Semi-Latin Rectangles: What they are, and some Constructions for good Designs; Improving the performance of the Dirichlet process mixture model (DPMM) and future challenges; Parameter Inference for State-Space models using Sequential Monte Carlo methods.

Mary Woodcock Kroble
Saturday 10 November 2018
Date: 15 May 2019
Time: 2:00 pm - 3:00 pm

Speaker: Wei Jing, Fanny Empacher and Nseobong Peter Uto.  (CREEM)

Abstract

Nseobong Peter Uto

Semi-Latin rectangles are row-column designs with nice combinatorial properties. They generalize the Latin squares  and  semi-Latin  squares; and  have a wide range  of appli- cations in experimental setting  ranging from agriculture to industry. We bring to view some concepts associated with these  designs;  give some applications; and  also some constructions for good designs of this class.

Fanny Empacher

State-space models are a useful class of models for ecologists as they allow us to explicitly model errors in our observations. However, they are often difficult to fit, as evaluating the likelihoods is usually intractable and traditional algorithms like MCMC struggle to make useful proposals.

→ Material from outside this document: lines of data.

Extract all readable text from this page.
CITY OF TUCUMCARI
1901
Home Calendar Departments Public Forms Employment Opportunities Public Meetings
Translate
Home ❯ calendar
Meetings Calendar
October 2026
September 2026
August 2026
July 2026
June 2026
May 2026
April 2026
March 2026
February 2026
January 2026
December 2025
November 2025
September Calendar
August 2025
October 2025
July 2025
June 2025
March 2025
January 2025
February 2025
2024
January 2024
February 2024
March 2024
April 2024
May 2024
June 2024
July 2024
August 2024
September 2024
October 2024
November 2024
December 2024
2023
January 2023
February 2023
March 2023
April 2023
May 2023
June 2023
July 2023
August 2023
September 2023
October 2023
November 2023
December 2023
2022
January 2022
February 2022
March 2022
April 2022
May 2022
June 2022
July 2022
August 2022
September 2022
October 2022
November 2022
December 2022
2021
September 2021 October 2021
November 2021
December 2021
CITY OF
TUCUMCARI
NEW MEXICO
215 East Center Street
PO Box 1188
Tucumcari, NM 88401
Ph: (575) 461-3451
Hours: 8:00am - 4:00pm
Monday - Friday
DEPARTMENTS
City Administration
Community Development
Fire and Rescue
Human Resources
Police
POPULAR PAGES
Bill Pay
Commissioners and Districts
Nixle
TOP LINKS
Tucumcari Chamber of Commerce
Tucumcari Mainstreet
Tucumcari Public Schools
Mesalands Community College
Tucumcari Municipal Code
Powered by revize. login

Sequential Monte Carlo methods provide an alternative for these models. I will give an overview of current methods and discuss their advantages and drawbacks at the example of a case study of the UK Grey Seal population.

Wei Jing

We consider the Dirichlet process mixture model (DPMM) in the context  of clustering for continuous data, when the conditional likelihood is set to be the multivariate normal distribution. Our simulation studies show that the DPMM may struggle to uncover the true clusters when the data contain even just a handful of variables, even when the normality assumption is correct. In the talk, we first introduce the basic DPMM with Gaussian kernels. We then show the problem discovered and give potential reasons of why it can be difficult for the DPMM to identify true clusters. Specifically, this may be because of the inflexibility of the Inverse Wishart distribution, which is currently used as the prior distribution for the within-cluster covariance matrix, and the difference between the overall covariance matrix for the variables (calculated from pooling the data of all the clusters) and the within-cluster covariance matrices. To investigate the effect of the prior specification we implemented different prior distributions for the within-cluster covariance matrix, and compared their performance for datasets of different size and structure. We also propose how to initialize the MCMC sampler to effect considerable improvement in the clustering results. Finally, we discuss limitations of our current proposals and future work.